To allow your child to get out of your own HMO system, the first step is to convince your doctor that a surgery for your child is way out of their league. The next step is to have your HMO doctor send his/her recommendations to the committee for approval of the surgery. Your HMO will only cover what is put on paper, so make sure that all that needs to be done is down in writing. This way, you will not have any balance to pay and, to tell you the truth, most of the time there are deal made between HMOs and outside hospitals on charges.
Lastly, to follow up on what we said previously, EDUCATE yourself about your child's dwarfism and its orthopedic complications.

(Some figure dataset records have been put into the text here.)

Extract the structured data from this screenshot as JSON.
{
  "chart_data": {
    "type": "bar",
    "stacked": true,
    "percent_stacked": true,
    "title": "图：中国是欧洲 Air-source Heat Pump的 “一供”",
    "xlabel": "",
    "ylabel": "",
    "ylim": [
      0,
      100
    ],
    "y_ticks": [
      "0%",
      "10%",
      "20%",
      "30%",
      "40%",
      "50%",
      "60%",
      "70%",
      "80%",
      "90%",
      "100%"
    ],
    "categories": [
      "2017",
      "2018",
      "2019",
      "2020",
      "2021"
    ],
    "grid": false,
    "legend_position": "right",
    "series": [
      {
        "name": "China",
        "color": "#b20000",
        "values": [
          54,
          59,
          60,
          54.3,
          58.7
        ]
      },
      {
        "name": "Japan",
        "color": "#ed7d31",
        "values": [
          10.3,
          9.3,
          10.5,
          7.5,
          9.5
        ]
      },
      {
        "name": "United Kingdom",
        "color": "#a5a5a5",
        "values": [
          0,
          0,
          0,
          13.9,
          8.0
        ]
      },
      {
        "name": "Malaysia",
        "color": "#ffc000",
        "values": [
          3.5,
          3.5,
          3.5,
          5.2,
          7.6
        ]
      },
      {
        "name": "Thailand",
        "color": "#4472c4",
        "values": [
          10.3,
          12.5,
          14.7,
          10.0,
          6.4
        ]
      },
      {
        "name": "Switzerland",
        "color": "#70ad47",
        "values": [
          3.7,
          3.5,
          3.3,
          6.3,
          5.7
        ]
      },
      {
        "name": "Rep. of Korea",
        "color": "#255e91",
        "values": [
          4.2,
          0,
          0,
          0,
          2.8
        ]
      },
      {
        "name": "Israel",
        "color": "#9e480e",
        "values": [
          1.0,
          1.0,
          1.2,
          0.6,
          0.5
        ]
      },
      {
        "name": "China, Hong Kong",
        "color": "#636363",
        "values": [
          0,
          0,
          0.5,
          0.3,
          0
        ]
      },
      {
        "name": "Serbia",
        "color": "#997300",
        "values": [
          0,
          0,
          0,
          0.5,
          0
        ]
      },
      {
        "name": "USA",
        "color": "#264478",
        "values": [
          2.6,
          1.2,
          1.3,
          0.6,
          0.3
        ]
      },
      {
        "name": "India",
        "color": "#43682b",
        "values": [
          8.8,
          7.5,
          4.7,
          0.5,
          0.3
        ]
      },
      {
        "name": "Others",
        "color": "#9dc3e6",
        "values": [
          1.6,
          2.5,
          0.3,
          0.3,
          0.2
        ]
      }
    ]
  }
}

That way, no doctor can tell you that he/she can treat these things if they can't really do so. The knowledge that you gain makes you a threat to your doctor and he/she cannot tell you what is best for your child. Would you put your child in the hands of someone unskilled in the DD anatomy? Not us!
There are people who can help you with finding a doctor in your area or be able to tell you that your surgeon is well versed enough to be able to do it. We know that even the best have made mistakes, but you still need to try to go to the ones who have the most experience, since you do not want your child to be a medical experiment. Also, an orthopedist who specializes in treating dwarfism can teach you even more about your child's condition. For instance, we learned more about the DD knees through our experiences. Our HMO doctor took x-rays and then sent them to a specialist (Dr. Tolo). We learned that there is so much cartilage around the knee that can't be seen on x-rays and that an ultrasound (similar to one that your wife may have had during pregnancy) needed to be done.
Remember YOU are your child's best advocate. A child cannot, at his/her tender age, make the necessary, tough medical decisions. Our daughter Angela has been sent out of the Kaiser system three times. Two of those times were for her neck and, at the present time, she is being treated out of the system for her knees. She will be sent out again for correction to her feet when the time comes that it can be done. The only thing that we can add is that you must be prepared to leave the system and pay some money if you want the best care for your child.